This is not a show for everyone. That's my number one takeaway from this anime. Using miracles as the premise for a mystery investigation procedural is a fine idea. For the most part, the "mysteries" were solved, but there were glaring holes in the final resolutions. Whether that was a product of the adaptation process, bad editing, or bad direction, I can't tell. It seems like a combination of all three, but if you're a fan of the mystery genre, you'll be left wanting.

From a Roman Catholic perspective, I was very glad to see the unapologetic language of prayer invoking Jesus Christ, the saints, God the Father, and the Holy Spirit. These are supposed to be Vatican Miracle Investigators, so they better get that stuff right. But this was a poor man's Da Vinci Code with its inclusion of Catholic conspiracy politics. I suppose the author had to draw on something to create a nemesis in Fr. Julia, and a Bourbon alchemist isn't a bad solution, but Nazi influence found in Mexico (not Argentina, huh?) is the kind of stuff Catholics view the same way Jews look at Rothschild banking. There really is no there, there.

I'm actually intrigued in the choice of introducing Fr. Julia in the context of African missionary work and was glad that the Crusades and the Knights Templar weren't even mentioned. There's a lot of Catholic conspiracy history to draw on, but to go to the places where there's enough faith to produce miracles, like Central and South America or Africa, was a very good choice. Modern Italians have hardly any faith at all, so the whole Monte Village mystery was just to get Fr. Julia and the Bourbon gold to stay in the viewers' minds.

The pure strength of this show, however, was in its niche genre for yaoi (gay love stories told in such a way to excite heterosexual females). All the tropes were there. The art style was there. The lack of focus on any female character was there. The fujoshi would eat this show up. The audience who would appreciate this show the most would be any Japanese fujoshi who went to a Catholic boarding school. So, any of the side characters in your classic yuri story...

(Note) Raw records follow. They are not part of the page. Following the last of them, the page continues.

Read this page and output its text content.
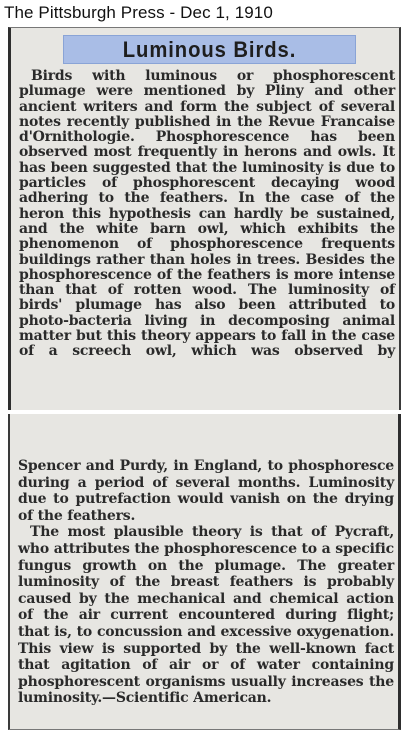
The Pittsburgh Press - Dec 1, 1910
Luminous Birds.

Birds with luminous or phosphorescent plumage were mentioned by Pliny and other ancient writers and form the subject of several notes recently published in the Revue Francaise d'Ornithologie. Phosphorescence has been observed most frequently in herons and owls. It has been suggested that the luminosity is due to particles of phosphorescent decaying wood adhering to the feathers. In the case of the heron this hypothesis can hardly be sustained, and the white barn owl, which exhibits the phenomenon of phosphorescence frequents buildings rather than holes in trees. Besides the phosphorescence of the feathers is more intense than that of rotten wood. The luminosity of birds' plumage has also been attributed to photo-bacteria living in decomposing animal matter but this theory appears to fall in the case of a screech owl, which was observed by

Spencer and Purdy, in England, to phosphoresce during a period of several months. Luminosity due to putrefaction would vanish on the drying of the feathers.

The most plausible theory is that of Pycraft, who attributes the phosphorescence to a specific fungus growth on the plumage. The greater luminosity of the breast feathers is probably caused by the mechanical and chemical action of the air current encountered during flight; that is, to concussion and excessive oxygenation. This view is supported by the well-known fact that agitation of air or of water containing phosphorescent organisms usually increases the luminosity.—Scientific American.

The final question of whether a show is good or bad for me is whether I can recommend it to a broader audience instead of a niche demographic. Sadly, no. The mystery crime procedural premise was just executed too poorly to hold interest, so I can't. But if you just happen to be a Japanese woman who went to an all girl Catholic boarding school, I'm telling you, you need to watch this. The tall guy wears an apron when he cooks! You know what I'm talking about.